A cacophony of screeches assaulted His ears as other cars braked and
swerved to avoid the two vehicles locked in a potentially fatal kiss.
As He looked up, a motorcycle with locked brakes careered into view
and lost grip on the road, bouncing on to the pavement and into the
shop where the couple had been standing only a moment before. Resisting
to some extent the universal urge to investigate the bizarre and morbid
in the lives of others, He tried to ascertain, through gathering crowds,
the fate of the couple that had turned His already delicate mood sour.
There was no sign of them. But on the pavement where they had been the
rain was diluting blood and washing it towards the gutter. The motorcyclist
had separated from his ride in the slide from the road to the shop.
So the blood must have once belonged to one, or both, of the lovers.

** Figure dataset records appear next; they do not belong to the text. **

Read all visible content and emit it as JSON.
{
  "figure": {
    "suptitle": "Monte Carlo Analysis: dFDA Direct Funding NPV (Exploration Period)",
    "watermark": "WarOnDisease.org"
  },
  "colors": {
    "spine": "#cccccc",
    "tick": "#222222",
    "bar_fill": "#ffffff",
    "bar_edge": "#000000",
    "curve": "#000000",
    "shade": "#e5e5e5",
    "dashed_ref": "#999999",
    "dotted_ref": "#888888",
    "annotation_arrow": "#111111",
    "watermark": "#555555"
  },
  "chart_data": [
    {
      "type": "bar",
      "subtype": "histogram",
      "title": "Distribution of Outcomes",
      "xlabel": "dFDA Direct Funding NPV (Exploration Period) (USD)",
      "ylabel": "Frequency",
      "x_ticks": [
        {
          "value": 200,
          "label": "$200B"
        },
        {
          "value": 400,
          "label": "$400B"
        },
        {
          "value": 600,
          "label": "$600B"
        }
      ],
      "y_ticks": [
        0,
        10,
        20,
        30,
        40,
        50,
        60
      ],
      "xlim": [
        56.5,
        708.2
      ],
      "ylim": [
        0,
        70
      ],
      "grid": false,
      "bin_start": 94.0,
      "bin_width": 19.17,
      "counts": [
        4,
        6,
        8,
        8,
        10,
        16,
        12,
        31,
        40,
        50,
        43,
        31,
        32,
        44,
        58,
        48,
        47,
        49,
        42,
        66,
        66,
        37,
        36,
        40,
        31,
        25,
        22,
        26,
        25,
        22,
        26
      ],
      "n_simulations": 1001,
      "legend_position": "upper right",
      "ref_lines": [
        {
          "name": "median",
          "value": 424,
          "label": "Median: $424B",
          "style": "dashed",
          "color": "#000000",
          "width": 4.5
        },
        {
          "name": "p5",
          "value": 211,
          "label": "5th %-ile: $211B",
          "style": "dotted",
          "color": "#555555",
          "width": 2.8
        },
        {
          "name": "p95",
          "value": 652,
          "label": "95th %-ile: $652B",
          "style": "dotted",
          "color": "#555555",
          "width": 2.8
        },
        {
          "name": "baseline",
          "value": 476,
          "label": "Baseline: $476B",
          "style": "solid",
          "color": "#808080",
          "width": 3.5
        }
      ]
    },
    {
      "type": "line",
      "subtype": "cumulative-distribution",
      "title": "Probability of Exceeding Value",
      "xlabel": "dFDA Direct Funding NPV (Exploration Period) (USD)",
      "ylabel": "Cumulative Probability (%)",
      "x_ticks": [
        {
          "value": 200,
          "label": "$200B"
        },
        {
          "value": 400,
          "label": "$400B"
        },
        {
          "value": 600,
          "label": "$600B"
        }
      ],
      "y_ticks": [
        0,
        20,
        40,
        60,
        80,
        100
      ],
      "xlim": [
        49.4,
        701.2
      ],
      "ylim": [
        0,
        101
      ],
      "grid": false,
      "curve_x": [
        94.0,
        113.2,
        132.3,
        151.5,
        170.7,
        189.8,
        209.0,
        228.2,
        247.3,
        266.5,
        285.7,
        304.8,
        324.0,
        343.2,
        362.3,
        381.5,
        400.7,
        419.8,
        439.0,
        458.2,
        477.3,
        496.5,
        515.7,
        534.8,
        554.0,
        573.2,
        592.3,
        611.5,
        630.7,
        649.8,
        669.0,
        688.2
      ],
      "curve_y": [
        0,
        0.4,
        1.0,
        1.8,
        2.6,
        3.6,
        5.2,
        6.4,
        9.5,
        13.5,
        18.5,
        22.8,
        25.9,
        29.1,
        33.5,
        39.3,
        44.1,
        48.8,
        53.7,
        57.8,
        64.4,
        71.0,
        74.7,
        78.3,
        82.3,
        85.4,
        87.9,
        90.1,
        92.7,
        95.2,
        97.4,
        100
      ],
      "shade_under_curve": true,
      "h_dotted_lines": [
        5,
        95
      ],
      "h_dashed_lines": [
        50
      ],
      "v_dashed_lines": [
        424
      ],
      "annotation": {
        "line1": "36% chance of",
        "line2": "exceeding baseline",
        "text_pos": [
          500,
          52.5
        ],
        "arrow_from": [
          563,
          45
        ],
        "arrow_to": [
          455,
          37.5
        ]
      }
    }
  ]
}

With active and morbid curiosity coursing His neural pathways He lit
another cigarette, defying His recent vow to smoke only one before work,
and settled back into His seat. As the carnage smouldered in the street,
people rushed from all directions to provide what little help they could
until the emergency services arrived: with comparative speed given the
daily morning gridlock exacerbated by the coming together of tonnes
of metal, plastic and glass.
His phone sounded an alarm informing Him of the need to relinquish His
seat in the warm and brave the rain and the tube. He donned his coat
and gathered His bag from the floor before heading into the mayhem of
scurrying people in a mixture of civvies and uniforms; bright orange,
yellow and green visibility jackets increasing the surrealism of the
carnage strewn across the road. As He strained His neck to see everything
He could above the spellbound crowd, bodies were being removed from
the wreckage in the shop window. Several were being lifted and hurled
by fire fighters and paramedics, revealed as they bounced to be lightly
clad mannequins. Two, however, were cautiously lifted onto stretchers
and carried with haste and concern towards the waiting ambulances leaving
another pool of blood to mingle with the rain and the dirt and the glass.
He paused a moment to ascertain the state of the bodies but the crowd
blocked His view so He turned instead toward His daily descent. As He
walked, the rain slowly seeped through His clothing. The cold clammy
effect matched the sense of shock He felt at the unusual events. His
concern though was tempered by a sprinkle of satisfaction that the world
had punished not only Him for finding bliss in this urbane, urban mess.